New Zealand has now adopted a strategy around oil exploration. This is a good thing, a positive first step in utilising natural resources for wealth growth. However, there is more to the value proposition from oil than just exploration and the export of crude oil. Rich countries make most money out of value adding and leveraging not just the raw commodity but industry around that resource.
While a strategy around exploration and extraction is a good start, the strategy needs to continue to the refinement of the raw resources in to high tech products. Oil is certainly a valuable commodity. Countries that produce oil still tend to be near the upper half of the GDP per capita rankings but, if history can be relied on to repeat, previously valuable commodities fall down the relative value stakes as they become more and more commoditised.
A strategic goal of exporting, in the order of, $60 billion of oil over the 15 or so years is a big economic boost to new Zealand. However, this is nothing like the increase that could be created by moving steadily into refined petroleum products, petrochemicals, plastics & material manufacturing and high-tech products.
Now, this is not easy, but it is a truism that nothing worth having ever is. It is also easy to believe that little New Zealand can't compete in the high tech space. This is possibly true but not trying is tantamount to saying that we wish to, effectively, drop out of the OECD; certainly in terms of GDP (and income) per capita.
New Zealand seems to be able to perform at least 'at its weight' in terms of technical capability. With our historical association with agriculture we seem to hold our own in high tech food processing. We also seem to do quite well in terms of machinery manufacturing, especially when we don't have a wealth of mineral resources to leverage off (compared to Australia, for example). Not having the natural commodities doesn't have to mean that you can't develop technical dominance (a la Japan) but, generally, having the resource creates the opportunity to leverage technical expertise around that resource.
We actually already have creative businesses in the high tech space; they're just quite small at the moment.
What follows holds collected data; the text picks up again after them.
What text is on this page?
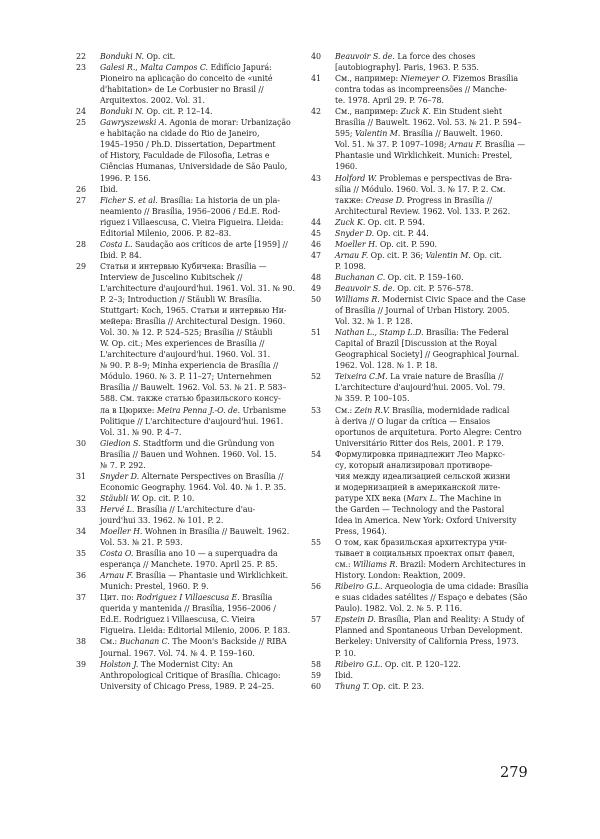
22	Bonduki N. Op. cit.
23	Galesi R., Malta Campos C. Edifício Japurá:
Pioneiro na aplicação do conceito de «unité
d'habitation» de Le Corbusier no Brasil //
Arquitextos. 2002. Vol. 31.
24	Bonduki N. Op. cit. P. 12–14.
25	Gawryszewski A. Agonia de morar: Urbanização
e habitação na cidade do Rio de Janeiro,
1945–1950 / Ph.D. Dissertation, Department
of History, Faculdade de Filosofia, Letras e
Ciências Humanas, Universidade de São Paulo,
1996. P. 156.
26	Ibid.
27	Ficher S. et al. Brasília: La historia de un pla-
neamiento // Brasília, 1956–2006 / Ed.E. Rod-
riguez i Villaescusa, C. Vieira Figueira. Lleida:
Editorial Milenio, 2006. P. 82–83.
28	Costa L. Saudação aos críticos de arte [1959] //
Ibid. P. 84.
29	Статьи и интервью Кубичека: Brasília —
Interview de Juscelino Kubitschek //
L'architecture d'aujourd'hui. 1961. Vol. 31. № 90.
P. 2–3; Introduction // Stäubli W. Brasília.
Stuttgart: Koch, 1965. Статьи и интервью Ни-
мейера: Brasília // Architectural Design. 1960.
Vol. 30. № 12. P. 524–525; Brasília // Stäubli
W. Op. cit.; Mes experiences de Brasília //
L'architecture d'aujourd'hui. 1960. Vol. 31.
№ 90. P. 8–9; Minha experiencia de Brasília //
Módulo. 1960. № 3. P. 11–27; Unternehmen
Brasília // Bauwelt. 1962. Vol. 53. № 21. P. 583–
588. См. также статью бразильского консу-
ла в Цюрихе: Meira Penna J.-O. de. Urbanisme
Politique // L'architecture d'aujourd'hui. 1961.
Vol. 31. № 90. P. 4–7.
30	Giedion S. Stadtform und die Gründung von
Brasília // Bauen und Wohnen. 1960. Vol. 15.
№ 7. P. 292.
31	Snyder D. Alternate Perspectives on Brasília //
Economic Geography. 1964. Vol. 40. № 1. P. 35.
32	Stäubli W. Op. cit. P. 10.
33	Hervé L. Brasília // L'architecture d'au-
jourd'hui 33. 1962. № 101. P. 2.
34	Moeller H. Wohnen in Brasília // Bauwelt. 1962.
Vol. 53. № 21. P. 593.
35	Costa O. Brasília ano 10 — a superquadra da
esperança // Manchete. 1970. April 25. P. 85.
36	Arnau F. Brasília — Phantasie und Wirklichkeit.
Munich: Prestel, 1960. P. 9.
37	Цит. по: Rodriguez I Villaescusa E. Brasília
querida y mantenida // Brasília, 1956–2006 /
Ed.E. Rodriguez i Villaescusa, C. Vieira
Figueira. Lleida: Editorial Milenio, 2006. P. 183.
38	См.: Buchanan C. The Moon's Backside // RIBA
Journal. 1967. Vol. 74. № 4. P. 159–160.
39	Holston J. The Modernist City: An
Anthropological Critique of Brasília. Chicago:
University of Chicago Press, 1989. P. 24–25.
40	Beauvoir S. de. La force des choses
[autobiography]. Paris, 1963. P. 535.
41	См., например: Niemeyer O. Fizemos Brasília
contra todas as incompreensões // Manche-
te. 1978. April 29. P. 76–78.
42	См., например: Zuck K. Ein Student sieht
Brasília // Bauwelt. 1962. Vol. 53. № 21. P. 594–
595; Valentin M. Brasília // Bauwelt. 1960.
Vol. 51. № 37. P. 1097–1098; Arnau F. Brasília —
Phantasie und Wirklichkeit. Munich: Prestel,
1960.
43	Holford W. Problemas e perspectivas de Bra-
sília // Módulo. 1960. Vol. 3. № 17. P. 2. См.
также: Crease D. Progress in Brasília //
Architectural Review. 1962. Vol. 133. P. 262.
44	Zuck K. Op. cit. P. 594.
45	Snyder D. Op. cit. P. 44.
46	Moeller H. Op. cit. P. 590.
47	Arnau F. Op. cit. P. 36; Valentin M. Op. cit.
P. 1098.
48	Buchanan C. Op. cit. P. 159–160.
49	Beauvoir S. de. Op. cit. P. 576–578.
50	Williams R. Modernist Civic Space and the Case
of Brasília // Journal of Urban History. 2005.
Vol. 32. № 1. P. 128.
51	Nathan L., Stamp L.D. Brasília: The Federal
Capital of Brazil [Discussion at the Royal
Geographical Society] // Geographical Journal.
1962. Vol. 128. № 1. P. 18.
52	Teixeira C.M. La vraie nature de Brasília //
L'architecture d'aujourd'hui. 2005. Vol. 79.
№ 359. P. 100–105.
53	См.: Zein R.V. Brasília, modernidade radical
à deriva // O lugar da crítica — Ensaios
oportunos de arquitetura. Porto Alegre: Centro
Universitário Ritter dos Reis, 2001. P. 179.
54	Формулировка принадлежит Лео Маркс-
су, который анализировал противоре-
чия между идеализацией сельской жизни
и модернизацией в американской лите-
ратуре XIX века (Marx L. The Machine in
the Garden — Technology and the Pastoral
Idea in America. New York: Oxford University
Press, 1964).
55	О том, как бразильская архитектура учи-
тывает в социальных проектах опыт фавел,
см.: Williams R. Brazil: Modern Architectures in
History. London: Reaktion, 2009.
56	Ribeiro G.L. Arqueologia de uma cidade: Brasília
e suas cidades satélites // Espaço e debates (São
Paulo). 1982. Vol. 2. № 5. P. 116.
57	Epstein D. Brasília, Plan and Reality: A Study of
Planned and Spontaneous Urban Development.
Berkeley: University of California Press, 1973.
P. 10.
58	Ribeiro G.L. Op. cit. P. 120–122.
59	Ibid.
60	Thung T. Op. cit. P. 23.
279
If New Zealand can now expand its oil and gas strategy to derive technically excellent products from it (which will also have energy policy implications) and connect with an already innovative, but small, local entrepreneurial base then maybe we will see some impressive gains in productivity. This would also provide a far more positive incentive to not spend money on property, although playing around with taxes is probably easier than a transformational strategy.